Trust me, I saw the most failures here. Rather than worrying about the event is not being delivered, make your logic to handle it correctly when it delivered.

Keep your eyes on 410 Gone

Do not just rely on $disconnect. We recommend to implement “eventual consistency” along with @connections API (postToConnection, deleteConnection, and getConnection). When you get 410 from @connecton API, remove the connection.

Counting active connections

Commonly people asks why there is no active connections metric in WebSocket API. Also people feels that it is pretty hard and expensive to count the active connection with their own way.

So do we. It is very hard and expensive to count the active connections in the real time manner across the distributed systems. We will continue to seek whether we can provide it, but the disadvantage overwhelms it for now.

Please think again: Do you really need to track the active connection counts? Is it worth for spending efforts and resources? If you still have a reason (hopefully more than just displaying the number on the dashboard to show it to your executives), here are some ideas I can provide.

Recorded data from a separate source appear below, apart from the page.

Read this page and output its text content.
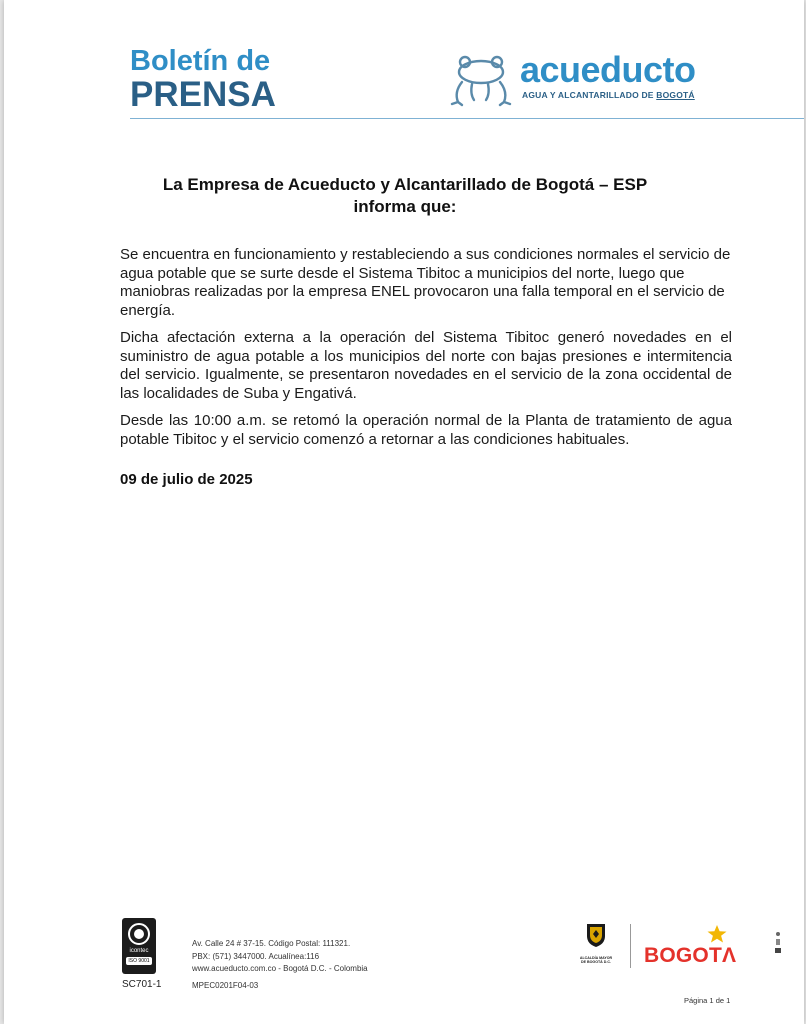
Boletín de
PRENSA
acueducto
AGUA Y ALCANTARILLADO DE BOGOTÁ
La Empresa de Acueducto y Alcantarillado de Bogotá – ESP
informa que:

Se encuentra en funcionamiento y restableciendo a sus condiciones normales el servicio de agua potable que se surte desde el Sistema Tibitoc a municipios del norte, luego que maniobras realizadas por la empresa ENEL provocaron una falla temporal en el servicio de energía.

Dicha afectación externa a la operación del Sistema Tibitoc generó novedades en el suministro de agua potable a los municipios del norte con bajas presiones e intermitencia del servicio. Igualmente, se presentaron novedades en el servicio de la zona occidental de las localidades de Suba y Engativá.

Desde las 10:00 a.m. se retomó la operación normal de la Planta de tratamiento de agua potable Tibitoc y el servicio comenzó a retornar a las condiciones habituales.

09 de julio de 2025
icontec
ISO 9001
SC701-1
Av. Calle 24 # 37-15. Código Postal: 111321.
PBX: (571) 3447000. Acualínea:116
www.acueducto.com.co - Bogotá D.C. - Colombia
MPEC0201F04-03
ALCALDÍA MAYOR
DE BOGOTÁ D.C. BOGOTΛ
Página 1 de 1
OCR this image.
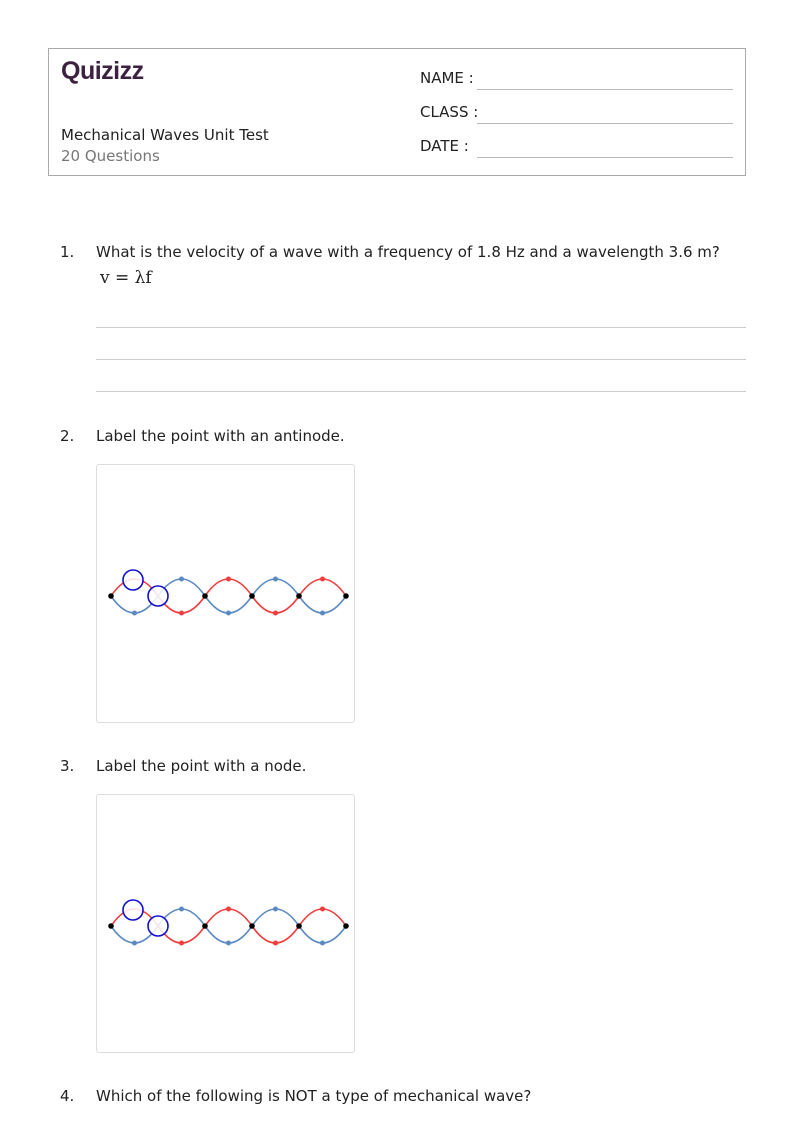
Quizizz
Mechanical Waves Unit Test
20 Questions
NAME :
CLASS :
DATE :
1. What is the velocity of a wave with a frequency of 1.8 Hz and a wavelength 3.6 m?
v = λf
2. Label the point with an antinode.
3. Label the point with a node.
4. Which of the following is NOT a type of mechanical wave?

The simplest solution would be counting it against your connections storage. However, as you have more connections, count(*) would become more and more expensive. Simple is not the best in this case.

You can consider to implement a counter. Increase one on $connect, and decrease one on $disconnect. Hey, you already read about $disconnect. It depends how you make your $disconnect reliable. If you use $disconnect for other purpose, then it would be worth to add a counter along with it. Otherwise, I don’t want to recommend to use $disconnect just for the counter.

If you’re not looking for real-time, you can leverage the access logging. Get the $connect and $disconnect route logs periodically using CloudWatch Insight query to increment or decrement the counter. Similarly, you can leverage the metric instead , but route-level metric (you need this for $disconnect) is available in the paid metrics only.
This has an advantage as you don’t need to consider the failure between $disconnect and your integration or within your integration.

Alternatively, you can consider to leverage your own health check. For example, you expect all clients must report their health for each minute. Whenever you got a health check message from the client, you can increment the counter for the minute. Then use the last completed minute’s counter as an active connections counter. However, this would become more expensive if you’re looking for shorter interval such as each second. It’s trade-off between the accuracy and the cost.

If you have a better idea, feel free to share!